Nós mesmos nem sabemos bem que realidade somos
Esta crónica faz parte da rubrica ‘És como um pai para mim‘
Nas redes sociais apaixonamo-nos mais pela ideia que temos uns dos outros do que propriamente pelas pessoas. Acontece uma espécie de massajar do ego à luz dos likes, impressões que os nossos scrolls vão deixando em cada janelinha que foi programada para ser lida por algoritmos, ou até através das pesquisas que fazemos. Podemos assim, e de certa forma, viver apaixonados mais pela ideia do que propriamente pelo indivíduo (mas sempre foi assim).
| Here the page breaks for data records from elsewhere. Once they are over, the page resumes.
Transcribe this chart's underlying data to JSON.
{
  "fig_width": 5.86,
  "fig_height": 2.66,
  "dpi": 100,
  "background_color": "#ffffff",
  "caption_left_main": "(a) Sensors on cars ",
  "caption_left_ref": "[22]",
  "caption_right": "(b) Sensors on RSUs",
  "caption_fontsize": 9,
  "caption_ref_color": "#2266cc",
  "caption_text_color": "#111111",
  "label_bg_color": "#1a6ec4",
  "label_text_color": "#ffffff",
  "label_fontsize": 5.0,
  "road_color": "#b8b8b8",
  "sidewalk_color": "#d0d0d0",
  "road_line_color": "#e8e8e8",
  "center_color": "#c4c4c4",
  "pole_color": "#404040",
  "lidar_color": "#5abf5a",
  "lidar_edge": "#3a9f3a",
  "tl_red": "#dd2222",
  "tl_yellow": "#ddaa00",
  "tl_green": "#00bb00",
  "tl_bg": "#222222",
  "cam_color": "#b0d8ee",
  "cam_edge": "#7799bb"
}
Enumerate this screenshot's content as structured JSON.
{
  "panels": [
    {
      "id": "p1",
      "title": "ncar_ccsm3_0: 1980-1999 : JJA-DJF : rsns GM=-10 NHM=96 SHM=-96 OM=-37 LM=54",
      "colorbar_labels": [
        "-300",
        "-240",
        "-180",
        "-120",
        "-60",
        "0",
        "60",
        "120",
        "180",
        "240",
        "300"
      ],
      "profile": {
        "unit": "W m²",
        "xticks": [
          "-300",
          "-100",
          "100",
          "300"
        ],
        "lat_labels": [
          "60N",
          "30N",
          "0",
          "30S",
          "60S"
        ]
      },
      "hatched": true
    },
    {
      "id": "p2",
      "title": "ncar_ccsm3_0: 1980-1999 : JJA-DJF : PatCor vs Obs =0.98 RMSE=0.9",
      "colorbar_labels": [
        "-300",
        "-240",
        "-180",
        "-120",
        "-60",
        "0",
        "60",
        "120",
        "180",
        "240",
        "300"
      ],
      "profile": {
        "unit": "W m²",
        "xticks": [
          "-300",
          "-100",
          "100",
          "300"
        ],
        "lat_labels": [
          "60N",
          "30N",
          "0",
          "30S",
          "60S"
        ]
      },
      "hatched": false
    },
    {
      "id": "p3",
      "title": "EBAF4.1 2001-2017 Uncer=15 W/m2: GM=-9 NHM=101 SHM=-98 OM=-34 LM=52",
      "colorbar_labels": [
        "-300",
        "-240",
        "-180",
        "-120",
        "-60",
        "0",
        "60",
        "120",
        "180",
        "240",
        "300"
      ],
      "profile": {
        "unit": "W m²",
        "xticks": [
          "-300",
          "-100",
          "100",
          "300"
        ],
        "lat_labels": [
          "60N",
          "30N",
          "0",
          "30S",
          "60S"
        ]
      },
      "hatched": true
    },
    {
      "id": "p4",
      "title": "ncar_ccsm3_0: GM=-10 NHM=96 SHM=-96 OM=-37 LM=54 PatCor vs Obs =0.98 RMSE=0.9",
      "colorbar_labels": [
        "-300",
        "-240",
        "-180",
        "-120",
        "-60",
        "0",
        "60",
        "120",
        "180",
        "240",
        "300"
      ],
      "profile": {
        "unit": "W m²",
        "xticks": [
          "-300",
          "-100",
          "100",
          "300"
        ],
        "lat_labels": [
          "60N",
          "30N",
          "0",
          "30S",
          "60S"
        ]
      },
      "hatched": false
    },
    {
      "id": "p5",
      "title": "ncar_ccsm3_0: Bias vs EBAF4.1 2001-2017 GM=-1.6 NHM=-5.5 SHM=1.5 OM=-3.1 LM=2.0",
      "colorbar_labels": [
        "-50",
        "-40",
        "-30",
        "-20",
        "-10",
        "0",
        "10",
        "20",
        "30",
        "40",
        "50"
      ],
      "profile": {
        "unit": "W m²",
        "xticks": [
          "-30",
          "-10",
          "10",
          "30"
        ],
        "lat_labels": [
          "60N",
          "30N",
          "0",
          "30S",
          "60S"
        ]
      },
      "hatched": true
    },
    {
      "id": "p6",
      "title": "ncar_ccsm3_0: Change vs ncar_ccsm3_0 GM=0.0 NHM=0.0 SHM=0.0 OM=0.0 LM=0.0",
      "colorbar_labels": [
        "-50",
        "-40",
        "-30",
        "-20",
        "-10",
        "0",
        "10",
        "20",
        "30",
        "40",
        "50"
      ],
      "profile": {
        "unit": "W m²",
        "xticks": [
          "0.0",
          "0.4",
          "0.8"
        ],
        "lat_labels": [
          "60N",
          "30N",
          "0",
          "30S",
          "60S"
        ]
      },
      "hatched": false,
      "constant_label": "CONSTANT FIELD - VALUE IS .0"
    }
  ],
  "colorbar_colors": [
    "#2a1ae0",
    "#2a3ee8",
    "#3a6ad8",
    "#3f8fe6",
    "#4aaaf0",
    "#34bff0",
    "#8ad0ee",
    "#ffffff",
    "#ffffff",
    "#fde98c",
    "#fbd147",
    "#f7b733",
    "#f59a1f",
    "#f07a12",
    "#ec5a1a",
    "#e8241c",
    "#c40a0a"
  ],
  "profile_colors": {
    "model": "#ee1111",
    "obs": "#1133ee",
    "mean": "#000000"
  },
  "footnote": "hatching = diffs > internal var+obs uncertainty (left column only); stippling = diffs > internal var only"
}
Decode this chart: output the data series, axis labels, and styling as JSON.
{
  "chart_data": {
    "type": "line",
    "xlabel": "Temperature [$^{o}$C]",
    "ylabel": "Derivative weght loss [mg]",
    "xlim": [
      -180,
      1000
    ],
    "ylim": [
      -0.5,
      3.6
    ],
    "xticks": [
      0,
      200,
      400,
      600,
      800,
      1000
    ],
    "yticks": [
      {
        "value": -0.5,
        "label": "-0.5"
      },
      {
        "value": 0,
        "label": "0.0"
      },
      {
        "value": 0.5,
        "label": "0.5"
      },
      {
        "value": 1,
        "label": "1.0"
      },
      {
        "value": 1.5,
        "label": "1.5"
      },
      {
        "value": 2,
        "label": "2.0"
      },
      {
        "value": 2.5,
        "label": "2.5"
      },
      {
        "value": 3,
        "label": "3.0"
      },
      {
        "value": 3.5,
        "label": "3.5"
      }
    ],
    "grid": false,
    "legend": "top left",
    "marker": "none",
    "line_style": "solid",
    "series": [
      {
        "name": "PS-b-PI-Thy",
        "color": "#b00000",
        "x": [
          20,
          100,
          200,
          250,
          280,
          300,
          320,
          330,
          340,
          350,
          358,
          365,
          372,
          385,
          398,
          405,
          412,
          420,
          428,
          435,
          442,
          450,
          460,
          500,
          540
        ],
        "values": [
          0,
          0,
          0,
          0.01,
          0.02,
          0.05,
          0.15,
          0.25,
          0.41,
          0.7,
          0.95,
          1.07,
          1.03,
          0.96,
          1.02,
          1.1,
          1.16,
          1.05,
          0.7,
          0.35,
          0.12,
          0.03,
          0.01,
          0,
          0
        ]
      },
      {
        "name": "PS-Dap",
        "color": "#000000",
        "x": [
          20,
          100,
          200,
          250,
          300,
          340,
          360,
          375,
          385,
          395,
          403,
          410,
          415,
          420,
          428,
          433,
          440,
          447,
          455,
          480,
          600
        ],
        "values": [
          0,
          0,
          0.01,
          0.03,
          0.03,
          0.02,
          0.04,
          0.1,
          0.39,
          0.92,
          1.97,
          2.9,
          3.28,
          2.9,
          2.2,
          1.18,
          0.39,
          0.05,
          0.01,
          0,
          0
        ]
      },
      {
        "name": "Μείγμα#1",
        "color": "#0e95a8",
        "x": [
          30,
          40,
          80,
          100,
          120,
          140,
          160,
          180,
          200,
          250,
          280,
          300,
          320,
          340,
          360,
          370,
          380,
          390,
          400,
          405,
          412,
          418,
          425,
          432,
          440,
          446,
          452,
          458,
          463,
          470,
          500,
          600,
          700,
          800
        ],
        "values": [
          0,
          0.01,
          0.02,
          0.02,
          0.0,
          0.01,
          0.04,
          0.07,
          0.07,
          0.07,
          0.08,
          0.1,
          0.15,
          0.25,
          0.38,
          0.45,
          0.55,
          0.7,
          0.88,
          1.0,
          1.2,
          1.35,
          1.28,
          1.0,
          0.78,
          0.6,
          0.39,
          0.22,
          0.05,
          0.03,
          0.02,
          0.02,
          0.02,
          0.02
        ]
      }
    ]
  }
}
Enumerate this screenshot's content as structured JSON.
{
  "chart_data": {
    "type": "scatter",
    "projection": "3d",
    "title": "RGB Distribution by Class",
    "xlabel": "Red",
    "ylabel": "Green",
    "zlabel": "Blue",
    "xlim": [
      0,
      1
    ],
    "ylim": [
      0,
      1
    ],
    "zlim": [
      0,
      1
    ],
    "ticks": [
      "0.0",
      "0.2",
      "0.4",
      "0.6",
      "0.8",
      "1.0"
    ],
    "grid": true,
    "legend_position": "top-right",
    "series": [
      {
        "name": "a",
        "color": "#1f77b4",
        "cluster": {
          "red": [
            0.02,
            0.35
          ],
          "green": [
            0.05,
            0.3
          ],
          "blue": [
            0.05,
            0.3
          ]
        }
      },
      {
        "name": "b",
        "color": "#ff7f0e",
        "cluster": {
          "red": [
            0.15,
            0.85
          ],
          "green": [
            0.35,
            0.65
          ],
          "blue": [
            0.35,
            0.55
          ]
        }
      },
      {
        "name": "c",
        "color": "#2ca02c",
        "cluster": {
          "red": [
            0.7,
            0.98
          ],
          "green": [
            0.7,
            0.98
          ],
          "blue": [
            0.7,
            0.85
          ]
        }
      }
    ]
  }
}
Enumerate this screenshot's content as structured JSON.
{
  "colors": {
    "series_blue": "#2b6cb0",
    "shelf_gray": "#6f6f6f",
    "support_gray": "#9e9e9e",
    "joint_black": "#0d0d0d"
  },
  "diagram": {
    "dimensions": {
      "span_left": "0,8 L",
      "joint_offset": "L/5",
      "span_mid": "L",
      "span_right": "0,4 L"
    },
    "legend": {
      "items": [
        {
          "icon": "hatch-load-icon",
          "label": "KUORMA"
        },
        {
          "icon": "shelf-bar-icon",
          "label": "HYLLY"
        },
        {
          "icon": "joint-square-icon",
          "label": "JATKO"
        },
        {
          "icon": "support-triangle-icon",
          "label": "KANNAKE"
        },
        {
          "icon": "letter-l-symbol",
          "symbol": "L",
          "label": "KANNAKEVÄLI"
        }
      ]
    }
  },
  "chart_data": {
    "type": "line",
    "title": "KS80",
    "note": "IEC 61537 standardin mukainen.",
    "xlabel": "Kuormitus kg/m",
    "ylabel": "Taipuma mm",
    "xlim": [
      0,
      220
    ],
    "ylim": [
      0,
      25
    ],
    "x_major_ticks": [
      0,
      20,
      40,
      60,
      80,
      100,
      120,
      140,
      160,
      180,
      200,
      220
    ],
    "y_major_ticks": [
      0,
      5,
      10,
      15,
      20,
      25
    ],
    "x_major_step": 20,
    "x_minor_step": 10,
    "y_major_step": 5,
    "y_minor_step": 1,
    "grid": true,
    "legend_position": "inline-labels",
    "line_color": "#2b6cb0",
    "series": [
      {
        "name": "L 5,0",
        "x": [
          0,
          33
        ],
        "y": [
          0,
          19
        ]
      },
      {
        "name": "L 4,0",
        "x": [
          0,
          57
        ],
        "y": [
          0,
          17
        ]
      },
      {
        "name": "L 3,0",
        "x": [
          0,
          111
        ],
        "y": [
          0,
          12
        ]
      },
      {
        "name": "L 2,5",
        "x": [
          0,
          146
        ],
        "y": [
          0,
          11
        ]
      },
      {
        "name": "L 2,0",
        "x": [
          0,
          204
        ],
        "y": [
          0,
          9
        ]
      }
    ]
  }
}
O problema central deste assunto não está nas redes sociais, nunca esteve. O aproveitamento desta “faceta” humana já não é de agora e é também por isso mesmo que nos apaixonamos pelos trabalhos artísticos e por consequência, para alguns, pelos artistas. A dada altura gostamos tanto do trabalho artístico que começamos a defender o artista como se este fosse quase um amigo de infância e passamos a ser vendedores de experiências pessoais, como aquelas pessoas que têm produtos Apple, ou os “influencers” das redes sociais. Talvez tenha começado tudo com Edward Bernays, o pai das relações públicas, e que combinou as ideias de Gustave Le Bon e Wilfred Trotter com as ideias psicológicas de Sigmund Freud, o seu tio.
Isto agora é tudo uma espécie de “Westworld” onde quase sem nos darmos conta estamos inseridos numa realidade criada por nós e ao nosso gosto. Mas, no fim de contas, e verdade seja dita, a experiência que vivemos é de certa forma uma verdade, uma grande bolha de palavras chave e de ideias/hábitos que temos de nós e para nós mesmos. A ficção passou assim a ter um grande peso na nossa realidade pessoal através da internet e das redes sociais. Quantos de nós não estão também constantemente a falar de ficção? Séries, filmes, livros… ou até de notícias (que têm a sua quota-parte de ficção, infelizmente). É como termos uma estante cheia de livros, e parte do que somos morar um bocadinho em cada livro que está nas prateleiras ou vice-versa e uma parte de cada livro que lemos morar em nós. E a ficção é isto: um constante olhar ao espelho e o interior do Homem é um mundo inteiro por descobrir.
Agora, estamos é todos inseridos num mundo onde quase tudo é medido, controlado e possivelmente vendido para gerar “hype” e dinheiro, ou seja, criar novas emoções, mas com/como um produto e gerar lucro.
No fim de contas, e de forma mais ou menos consciente, e uns mais que outros, andamos todos a criar ficções. Mas sempre andámos, nós mesmos nem sabemos bem que realidade somos, mas sentimos quase todos o mesmo. Só muda a intensidade e as circunstâncias.